There is a flow of energy.

Those atoms are not moving at random. They serve a certain purpose.  Without our sun, planet earth would be nothing more than a very cold piece of rock. It is this energy from our sun that makes the plants grow. Plants feed animals and humans. The energy that we absorb from our food is used to keep us warm and moving. However, about 20% of this energy is sent to the brain.

That makes us part of a cycle. The sun sends us some energy that goes through our material world and is returned as energy to the brain. This energy cycle could be the ‘Mother cycle’, above all the cycle of carbon, the cycle of nitrogen and all the cycles our scientists are talking about.

 

We may be a very small part of the universe, but we are part of something really great.

 

Virgin birth: There are many things that we don't understand about our body, and there are a lot more that we don't know. In the Louisville zoo, a female python gave birth to 6 little pythons without being in contact with a male. We are told in the same article that virgin births also happened to chickens, turkeys, komodo dragons, hammerhead sharks, amphibians, reptiles, cartilaginous fish and even songbirds. It is called parthenogenesis. It happens for reasons we don't quite understand.

 

Think about it: If we don't mow the lawn, the grass will reproduce through the seeds. The grass has two ways to reproduce, through the roots and through the seeds. If the python can reproduce without a male and the grass has two ways to reproduce, it would not be impossible for humanity to have more than one way to reproduce.
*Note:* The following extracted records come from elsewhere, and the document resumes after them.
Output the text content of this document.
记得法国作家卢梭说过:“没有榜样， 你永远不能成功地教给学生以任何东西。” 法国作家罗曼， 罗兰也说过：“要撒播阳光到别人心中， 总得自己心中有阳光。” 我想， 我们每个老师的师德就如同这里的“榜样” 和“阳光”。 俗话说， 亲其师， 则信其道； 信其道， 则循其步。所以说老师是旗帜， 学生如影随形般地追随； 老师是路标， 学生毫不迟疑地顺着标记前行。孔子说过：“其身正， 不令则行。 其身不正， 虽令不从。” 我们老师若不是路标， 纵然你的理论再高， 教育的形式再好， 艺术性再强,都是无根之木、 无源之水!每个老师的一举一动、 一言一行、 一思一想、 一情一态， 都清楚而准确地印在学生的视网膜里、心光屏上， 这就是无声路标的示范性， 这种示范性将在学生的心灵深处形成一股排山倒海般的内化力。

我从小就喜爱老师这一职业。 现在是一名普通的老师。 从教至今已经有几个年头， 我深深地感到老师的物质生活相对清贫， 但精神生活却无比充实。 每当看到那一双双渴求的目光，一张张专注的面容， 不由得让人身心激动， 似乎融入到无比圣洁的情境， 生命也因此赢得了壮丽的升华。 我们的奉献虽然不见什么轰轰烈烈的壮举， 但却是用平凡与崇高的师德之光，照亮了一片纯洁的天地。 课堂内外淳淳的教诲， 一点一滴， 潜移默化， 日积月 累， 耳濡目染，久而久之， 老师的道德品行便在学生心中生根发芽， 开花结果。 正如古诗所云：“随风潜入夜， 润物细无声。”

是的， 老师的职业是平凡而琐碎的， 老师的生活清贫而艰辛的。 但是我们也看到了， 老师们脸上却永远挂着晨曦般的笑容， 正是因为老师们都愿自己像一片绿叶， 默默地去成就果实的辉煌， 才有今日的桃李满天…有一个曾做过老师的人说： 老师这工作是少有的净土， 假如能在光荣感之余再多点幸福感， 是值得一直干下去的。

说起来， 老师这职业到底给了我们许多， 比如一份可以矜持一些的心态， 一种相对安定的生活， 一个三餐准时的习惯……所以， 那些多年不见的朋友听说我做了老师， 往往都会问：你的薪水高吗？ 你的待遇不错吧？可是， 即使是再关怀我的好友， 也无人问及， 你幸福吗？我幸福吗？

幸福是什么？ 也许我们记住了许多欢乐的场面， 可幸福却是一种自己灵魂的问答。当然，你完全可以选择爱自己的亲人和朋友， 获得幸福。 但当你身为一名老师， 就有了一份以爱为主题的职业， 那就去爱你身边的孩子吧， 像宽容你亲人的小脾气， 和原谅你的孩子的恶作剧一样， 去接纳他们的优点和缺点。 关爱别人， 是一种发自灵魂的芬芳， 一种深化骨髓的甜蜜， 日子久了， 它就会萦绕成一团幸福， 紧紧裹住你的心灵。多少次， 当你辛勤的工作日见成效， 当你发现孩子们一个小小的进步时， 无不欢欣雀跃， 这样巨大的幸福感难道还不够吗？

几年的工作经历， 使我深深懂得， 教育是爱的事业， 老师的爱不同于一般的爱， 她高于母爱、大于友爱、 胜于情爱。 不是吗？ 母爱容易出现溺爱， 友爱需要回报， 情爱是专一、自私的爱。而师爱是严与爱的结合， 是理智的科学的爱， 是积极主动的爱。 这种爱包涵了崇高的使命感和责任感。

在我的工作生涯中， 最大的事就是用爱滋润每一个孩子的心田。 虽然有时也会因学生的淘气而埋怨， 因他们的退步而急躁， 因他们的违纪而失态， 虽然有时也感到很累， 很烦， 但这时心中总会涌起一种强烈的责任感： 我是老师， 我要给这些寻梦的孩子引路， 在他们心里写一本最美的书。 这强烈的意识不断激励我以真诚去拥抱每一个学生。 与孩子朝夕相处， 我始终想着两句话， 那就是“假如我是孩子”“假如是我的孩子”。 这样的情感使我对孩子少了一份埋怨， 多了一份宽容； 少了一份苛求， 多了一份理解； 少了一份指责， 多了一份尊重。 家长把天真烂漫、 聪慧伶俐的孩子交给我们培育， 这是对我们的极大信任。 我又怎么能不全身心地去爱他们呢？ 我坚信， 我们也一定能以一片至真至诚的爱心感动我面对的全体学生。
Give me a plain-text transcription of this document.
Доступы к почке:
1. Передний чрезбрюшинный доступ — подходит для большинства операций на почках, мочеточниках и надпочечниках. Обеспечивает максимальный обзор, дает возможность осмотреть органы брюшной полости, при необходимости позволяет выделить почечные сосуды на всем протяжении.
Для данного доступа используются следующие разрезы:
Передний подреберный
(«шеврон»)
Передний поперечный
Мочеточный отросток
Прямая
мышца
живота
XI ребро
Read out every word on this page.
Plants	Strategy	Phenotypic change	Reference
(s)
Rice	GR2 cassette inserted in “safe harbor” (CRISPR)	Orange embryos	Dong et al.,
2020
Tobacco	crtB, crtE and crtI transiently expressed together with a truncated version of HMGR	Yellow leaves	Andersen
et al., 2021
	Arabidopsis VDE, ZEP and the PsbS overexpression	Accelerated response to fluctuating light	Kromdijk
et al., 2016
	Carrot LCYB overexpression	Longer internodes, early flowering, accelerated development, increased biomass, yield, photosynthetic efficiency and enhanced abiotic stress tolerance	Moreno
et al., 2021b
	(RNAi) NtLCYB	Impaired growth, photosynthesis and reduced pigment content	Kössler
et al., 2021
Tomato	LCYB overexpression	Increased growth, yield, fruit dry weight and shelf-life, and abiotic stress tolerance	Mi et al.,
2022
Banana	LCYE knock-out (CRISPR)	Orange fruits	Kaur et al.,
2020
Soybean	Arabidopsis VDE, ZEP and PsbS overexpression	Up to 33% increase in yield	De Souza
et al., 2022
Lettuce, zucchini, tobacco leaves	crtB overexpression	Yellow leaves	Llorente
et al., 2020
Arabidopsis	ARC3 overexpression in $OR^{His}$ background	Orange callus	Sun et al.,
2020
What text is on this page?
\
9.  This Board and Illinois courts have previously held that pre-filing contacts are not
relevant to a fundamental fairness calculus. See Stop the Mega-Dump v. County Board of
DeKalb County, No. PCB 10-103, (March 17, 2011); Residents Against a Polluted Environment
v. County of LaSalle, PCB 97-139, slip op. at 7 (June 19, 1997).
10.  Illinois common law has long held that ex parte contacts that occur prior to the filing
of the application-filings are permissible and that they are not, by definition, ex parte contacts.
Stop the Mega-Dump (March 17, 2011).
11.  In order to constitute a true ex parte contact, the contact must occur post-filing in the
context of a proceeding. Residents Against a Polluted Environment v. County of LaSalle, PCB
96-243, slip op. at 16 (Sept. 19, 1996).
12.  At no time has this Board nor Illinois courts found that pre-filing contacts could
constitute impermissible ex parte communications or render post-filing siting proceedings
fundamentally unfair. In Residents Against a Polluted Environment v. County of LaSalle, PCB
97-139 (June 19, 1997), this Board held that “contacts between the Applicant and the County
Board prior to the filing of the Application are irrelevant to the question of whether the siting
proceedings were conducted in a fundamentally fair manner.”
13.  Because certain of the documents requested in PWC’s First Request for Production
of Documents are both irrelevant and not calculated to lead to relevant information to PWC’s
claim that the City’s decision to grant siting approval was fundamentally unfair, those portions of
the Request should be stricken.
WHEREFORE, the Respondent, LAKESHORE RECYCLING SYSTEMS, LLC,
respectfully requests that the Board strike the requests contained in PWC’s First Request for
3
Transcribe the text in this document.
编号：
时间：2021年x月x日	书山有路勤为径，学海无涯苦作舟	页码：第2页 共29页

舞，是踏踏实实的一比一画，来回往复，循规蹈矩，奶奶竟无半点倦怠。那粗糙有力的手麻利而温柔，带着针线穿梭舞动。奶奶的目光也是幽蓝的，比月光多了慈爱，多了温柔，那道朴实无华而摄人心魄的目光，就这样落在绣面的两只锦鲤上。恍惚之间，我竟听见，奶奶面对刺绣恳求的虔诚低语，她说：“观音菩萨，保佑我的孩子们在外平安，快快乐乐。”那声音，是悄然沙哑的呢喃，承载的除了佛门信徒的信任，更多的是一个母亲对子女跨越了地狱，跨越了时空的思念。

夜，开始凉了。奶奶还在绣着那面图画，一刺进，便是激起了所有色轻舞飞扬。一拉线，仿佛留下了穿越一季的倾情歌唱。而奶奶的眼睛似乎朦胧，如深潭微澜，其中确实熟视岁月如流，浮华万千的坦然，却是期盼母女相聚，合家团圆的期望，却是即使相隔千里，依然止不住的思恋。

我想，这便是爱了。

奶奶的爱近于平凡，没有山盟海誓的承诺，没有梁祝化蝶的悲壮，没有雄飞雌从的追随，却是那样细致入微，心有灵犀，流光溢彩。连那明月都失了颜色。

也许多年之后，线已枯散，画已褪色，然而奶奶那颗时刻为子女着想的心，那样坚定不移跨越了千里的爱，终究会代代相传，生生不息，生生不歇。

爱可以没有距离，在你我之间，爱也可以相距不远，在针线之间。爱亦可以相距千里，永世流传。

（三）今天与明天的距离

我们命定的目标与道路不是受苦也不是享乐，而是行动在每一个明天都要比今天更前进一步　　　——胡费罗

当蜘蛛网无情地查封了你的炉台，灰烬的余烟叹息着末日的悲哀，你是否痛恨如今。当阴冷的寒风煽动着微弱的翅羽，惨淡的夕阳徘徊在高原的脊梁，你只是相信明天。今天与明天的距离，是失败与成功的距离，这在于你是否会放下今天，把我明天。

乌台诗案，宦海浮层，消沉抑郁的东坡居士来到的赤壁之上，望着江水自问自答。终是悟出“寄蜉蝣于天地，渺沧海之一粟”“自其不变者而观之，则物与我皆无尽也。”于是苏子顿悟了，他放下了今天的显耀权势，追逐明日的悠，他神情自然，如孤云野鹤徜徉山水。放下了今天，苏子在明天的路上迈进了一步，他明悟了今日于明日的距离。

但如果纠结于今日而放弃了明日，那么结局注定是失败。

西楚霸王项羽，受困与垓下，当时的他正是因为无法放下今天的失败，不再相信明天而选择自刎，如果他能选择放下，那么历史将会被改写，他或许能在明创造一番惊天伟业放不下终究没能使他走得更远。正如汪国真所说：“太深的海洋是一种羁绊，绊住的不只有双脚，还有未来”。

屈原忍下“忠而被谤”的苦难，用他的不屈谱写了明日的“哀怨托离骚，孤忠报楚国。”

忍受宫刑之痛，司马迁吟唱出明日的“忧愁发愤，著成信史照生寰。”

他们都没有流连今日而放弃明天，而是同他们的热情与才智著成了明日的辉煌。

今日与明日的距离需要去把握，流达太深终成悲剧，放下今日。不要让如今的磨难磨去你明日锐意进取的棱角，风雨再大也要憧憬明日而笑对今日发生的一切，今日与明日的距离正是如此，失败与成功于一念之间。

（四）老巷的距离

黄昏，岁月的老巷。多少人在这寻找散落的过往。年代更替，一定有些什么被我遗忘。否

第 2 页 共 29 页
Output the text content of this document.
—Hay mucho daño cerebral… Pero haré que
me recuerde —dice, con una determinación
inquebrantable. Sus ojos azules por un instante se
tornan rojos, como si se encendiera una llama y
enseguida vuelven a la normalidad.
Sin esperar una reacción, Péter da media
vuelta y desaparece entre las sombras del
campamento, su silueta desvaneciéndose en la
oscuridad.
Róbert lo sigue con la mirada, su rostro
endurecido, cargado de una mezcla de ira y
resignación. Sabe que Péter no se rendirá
A woman who was studying the Bible had shelves full of different bibles in her library. In one of them, under John XIII, you could read that man has five ways to reproduce. Yes! Five ways! The act of flesh is only one of them. It was under John XIII instead of the washing of the feet. We searched many bookstores but never found another copy of this bible. Let us know if you ever find such John XIII in a bible.

 

Because we know many details, we assume that we know everything. We may still have many things to learn about human reproduction. Imagine that, someday, our scientists tell us that some of us do not have a biological father! What a pandemonium! They may already know about it, but nobody wants to open this can of worms!